Dies geschieht etwa in einem Projekt zum großzelligen B-Zell-Lymphom, einer Krebserkrankung des lymphatischen Systems, zu der Jana Wolf mit drei experimentellen Gruppen kooperiert. Um die Störungen in den zellulären Signalwegen zu ergründen, die bei jedem Patienten und jeder Patientin etwas anders gelagert sind, beziehen die personalisierten Modelle verschiedene Daten ein. „Bisher wird die Krankheit mit einer Standardtherapie behandelt, die 60 Prozent der Erkrankten hilft.

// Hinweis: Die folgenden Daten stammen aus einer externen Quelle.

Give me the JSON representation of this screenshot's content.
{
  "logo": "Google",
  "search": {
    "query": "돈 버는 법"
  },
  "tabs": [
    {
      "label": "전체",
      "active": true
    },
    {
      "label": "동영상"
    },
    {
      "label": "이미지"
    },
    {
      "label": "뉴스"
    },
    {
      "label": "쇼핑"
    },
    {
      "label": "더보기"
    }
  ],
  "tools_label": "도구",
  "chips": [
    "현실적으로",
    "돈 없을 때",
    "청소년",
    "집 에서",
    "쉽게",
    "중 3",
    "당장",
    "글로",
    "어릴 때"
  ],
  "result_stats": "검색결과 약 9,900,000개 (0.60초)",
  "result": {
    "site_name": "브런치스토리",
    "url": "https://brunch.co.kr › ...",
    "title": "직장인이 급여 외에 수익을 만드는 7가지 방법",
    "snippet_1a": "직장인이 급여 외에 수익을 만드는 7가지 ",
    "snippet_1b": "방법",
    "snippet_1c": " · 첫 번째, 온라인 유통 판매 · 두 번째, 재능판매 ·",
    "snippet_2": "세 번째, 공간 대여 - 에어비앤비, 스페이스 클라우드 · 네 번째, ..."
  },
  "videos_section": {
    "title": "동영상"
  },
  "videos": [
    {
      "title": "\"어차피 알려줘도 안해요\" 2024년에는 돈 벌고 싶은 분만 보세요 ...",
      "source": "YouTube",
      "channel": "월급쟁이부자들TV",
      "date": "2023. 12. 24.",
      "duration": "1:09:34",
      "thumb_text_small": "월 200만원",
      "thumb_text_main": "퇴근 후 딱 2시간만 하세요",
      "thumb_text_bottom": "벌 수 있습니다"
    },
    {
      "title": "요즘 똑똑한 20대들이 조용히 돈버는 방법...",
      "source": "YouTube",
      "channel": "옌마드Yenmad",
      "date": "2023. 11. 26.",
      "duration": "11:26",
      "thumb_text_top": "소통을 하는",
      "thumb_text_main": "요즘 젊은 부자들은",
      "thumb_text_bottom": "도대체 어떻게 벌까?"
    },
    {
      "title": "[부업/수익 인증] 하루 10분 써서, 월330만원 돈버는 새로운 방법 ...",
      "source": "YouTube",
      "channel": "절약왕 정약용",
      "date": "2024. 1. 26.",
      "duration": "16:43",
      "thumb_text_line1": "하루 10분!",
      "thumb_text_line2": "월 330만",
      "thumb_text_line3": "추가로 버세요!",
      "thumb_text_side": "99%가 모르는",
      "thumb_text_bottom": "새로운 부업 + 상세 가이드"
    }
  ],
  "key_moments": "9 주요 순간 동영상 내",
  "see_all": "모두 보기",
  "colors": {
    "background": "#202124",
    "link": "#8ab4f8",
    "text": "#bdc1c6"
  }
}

Die anderen bekommen einen Rückfall“, sagt Wolf. „Wir wollen vorhersagen, welche Hemmstoffe wir für wen hinzufügen müssen, um auch die restlichen 40 Prozent zu heilen.“

Geht es nach Jana Wolf, könnten ihre individuell zugeschnittenen Modelle in Zukunft Ärztinnen und Ärzten helfen, für unterschiedliche Krebserkrankungen optimale Therapien anzubieten. Die Mathematik dafür gibt es und die Modelle werden immer genauer, je mehr Daten aus molekularbiologischen Experimenten, klinischen Studien und Multi-Omics-Verfahren in die Modellierung einbezogen werden. Im Grunde braucht es Papier, ein paar farbige Stifte, Ideen und sehr viel Rechenpower, um die Vielschichtigkeit des Lebens so real wie möglich abzubilden.